For some retail workers, safety threats are a motivation for unionizing
Retail workers are continuing to voice concerns about violence prevention and workplace safety, leading some to support union drives in the hopes of securing trainings and new prevention measures.
Bear Spiegel, is a bookseller at Barnes & Noble at the Union Square location in New York City, which has had a union for about a year. Spiegel said workers have experienced verbal abuse from customers; he recalled someone saying how having pronouns listed on a name badge threatened American family values.
“One of the main reasons we unionized was worker safety,” Spiegel said.
Ensuring worker safety is becoming a top priority for many in the retail industry amid the threats of organized crime, aggravated customers or random acts of violence. In response, some lawmakers are proposing new regulations, like a New York bill that would require companies to host regular trainings and install panic buttons. A recent California proposal would put staffing requirements on self-checkout lanes. But such legislation can take a long time to weave its way to passage, and may be opposed by companies that despise one-size-fits-all requirements.
Meanwhile, on the worker side, some see union contracts as a way to help shore up their protections. Federal data shows there are about 648,000 retail union members, representing about 4.3% of the sector’s workforce. Multiple retail workers who have spoken to Modern Retail on the condition of anonymity have mentioned workplace safety as part of their reasons for organizing. “Safety issues are a major concern with us, because of the lack of training on how to deal with combative or confrontational customers,” one retail worker from New York City said. “There’s not very clear policy [around] how those people are handled.”

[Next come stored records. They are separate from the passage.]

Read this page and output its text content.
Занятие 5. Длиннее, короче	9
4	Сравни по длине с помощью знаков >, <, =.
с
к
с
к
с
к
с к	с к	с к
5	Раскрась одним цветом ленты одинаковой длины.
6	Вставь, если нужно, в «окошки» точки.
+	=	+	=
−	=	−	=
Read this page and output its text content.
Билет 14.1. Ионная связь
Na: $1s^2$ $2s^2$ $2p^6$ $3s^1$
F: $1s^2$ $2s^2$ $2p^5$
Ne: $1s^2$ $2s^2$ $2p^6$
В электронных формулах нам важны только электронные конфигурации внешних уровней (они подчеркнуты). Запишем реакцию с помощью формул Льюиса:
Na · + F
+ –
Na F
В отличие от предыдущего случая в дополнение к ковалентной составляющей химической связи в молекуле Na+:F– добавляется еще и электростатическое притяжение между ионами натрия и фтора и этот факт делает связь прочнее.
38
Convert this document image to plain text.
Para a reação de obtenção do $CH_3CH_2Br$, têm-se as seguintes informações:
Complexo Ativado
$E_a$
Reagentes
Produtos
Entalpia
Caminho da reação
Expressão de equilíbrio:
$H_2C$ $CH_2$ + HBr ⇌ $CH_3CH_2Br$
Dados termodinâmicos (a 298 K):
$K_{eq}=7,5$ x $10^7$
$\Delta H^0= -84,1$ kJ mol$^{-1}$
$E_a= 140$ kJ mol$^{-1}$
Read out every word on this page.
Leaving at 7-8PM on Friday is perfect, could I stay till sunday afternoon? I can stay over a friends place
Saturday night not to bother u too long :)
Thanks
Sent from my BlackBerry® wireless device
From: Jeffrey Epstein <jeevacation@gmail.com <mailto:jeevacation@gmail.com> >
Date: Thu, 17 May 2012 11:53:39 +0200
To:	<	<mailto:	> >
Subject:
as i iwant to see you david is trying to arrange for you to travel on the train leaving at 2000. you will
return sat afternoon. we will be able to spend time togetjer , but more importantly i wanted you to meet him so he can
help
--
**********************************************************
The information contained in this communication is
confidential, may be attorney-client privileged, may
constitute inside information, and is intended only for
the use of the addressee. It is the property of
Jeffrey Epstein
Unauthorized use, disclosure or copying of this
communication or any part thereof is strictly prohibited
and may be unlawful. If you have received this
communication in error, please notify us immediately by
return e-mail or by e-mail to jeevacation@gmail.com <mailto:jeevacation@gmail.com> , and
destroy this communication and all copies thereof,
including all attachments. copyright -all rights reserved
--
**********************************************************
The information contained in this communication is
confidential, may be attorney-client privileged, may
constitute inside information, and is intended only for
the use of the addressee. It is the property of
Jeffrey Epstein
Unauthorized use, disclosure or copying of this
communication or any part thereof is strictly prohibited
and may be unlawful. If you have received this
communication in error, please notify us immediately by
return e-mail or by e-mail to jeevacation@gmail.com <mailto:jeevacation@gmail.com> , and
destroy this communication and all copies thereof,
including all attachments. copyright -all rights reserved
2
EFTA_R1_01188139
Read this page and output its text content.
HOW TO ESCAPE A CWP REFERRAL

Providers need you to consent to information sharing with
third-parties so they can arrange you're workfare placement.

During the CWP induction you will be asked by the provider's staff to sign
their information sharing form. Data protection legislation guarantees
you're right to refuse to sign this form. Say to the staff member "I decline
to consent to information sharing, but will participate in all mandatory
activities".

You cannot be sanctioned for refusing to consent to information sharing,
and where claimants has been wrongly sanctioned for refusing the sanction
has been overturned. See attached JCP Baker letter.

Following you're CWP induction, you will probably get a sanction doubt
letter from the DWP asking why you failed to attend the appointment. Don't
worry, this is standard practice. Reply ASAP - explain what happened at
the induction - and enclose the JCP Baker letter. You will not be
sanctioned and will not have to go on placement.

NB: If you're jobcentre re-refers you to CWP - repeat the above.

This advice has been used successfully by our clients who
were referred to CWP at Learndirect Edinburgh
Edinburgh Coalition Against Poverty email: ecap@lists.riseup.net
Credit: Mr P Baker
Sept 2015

Once formed, unions have the potential to weigh in on safety trainings or standards during contract negotiations. Most contracts, if not all, tend to provide some sort of language around required trainings that can be hammered out during the negation process.
Chelsea Connor, director of communications for the Retail, Wholesale and Department Store Union, said workplace safety language varies based on the contract and the workplace “These are things fought for and won by worker-led union contract negotiations, which happen at different intervals depending on the terms of the contracts,” Connor said,
Some safety-related provisions may include minimum staffing numbers at stores to ensure that someone isn’t working alone. Often, there may be a provision that safety issues go to a labor management committee, which is formed after the contract is ratified to go over issues that come up. Connor said that means workers can push for the particular trainings they need throughout the term of the contract as workplace issues change.
“Our retail contracts provide for safety trainings for workers around workplace violence in some form or at a minimum a process by which to obtain them in some form through labor-management committees or general training outlines,” Connor said.
At the Union Square Barnes & Noble, Spiegel said the workers received de-esclalation training only after their union vote. This can help associates handle customers who are aggravated by giving them ideas and examples on how to diffuse a situation. “We will often get people who are combative, who are unstable. We, as workers, are the first line of people who have to deal with that before managers or security become involved,” Spiegel said.
But Spiegel said workers would like to see requirements around such trainings. The workers are also pushing for language that helps them communicate with security guards who are employed by a third-party company. There can be high turnover with security guards, who are mostly there for loss prevention, Spiegel said, and it could be beneficial for the workforce to have a better sense of who they are and what the security company is doing. Panic buttons are not in the contract language, Spiegel said, but “it would be great” if they were. “There’s truly so much that we need that we’re fighting for that I don’t think should be controversial things to put in a contract,” Spiegel said, “but we’re having trouble agreeing on a lot of these things.”
A spokesperson for Barnes and Noble didn’t immediately return a response for comment on the status of contract negotiations or whether it addresses worker safety.
David Johnston, vice president of asset protection and retail operations at the National Retail Federation, told Modern Retail that workplace safety is the number one priority for retailers — regardless of union status at the store.
Many companies are increasingly concerned about theft and violence stemming from organized retail crime rings, Johnston said. In response, retailers are frequently putting in policies to observe and report, rather than have an associate intervene. Armed security guards may not act as a deterrent in those situations, Johnston said, with multiple instances of security guards being shot during robbery attempts tallying up over the past year.
“Shoplifting is no longer the invisible crime,” Johnston said. “There are walking up and loading shopping carts in front of employees. And when there’s an attempt to apprehend them or engage with them, many are taking threatening activities or acts of violence. It’s always better to remove yourself, observe, report and notify law enforcement.”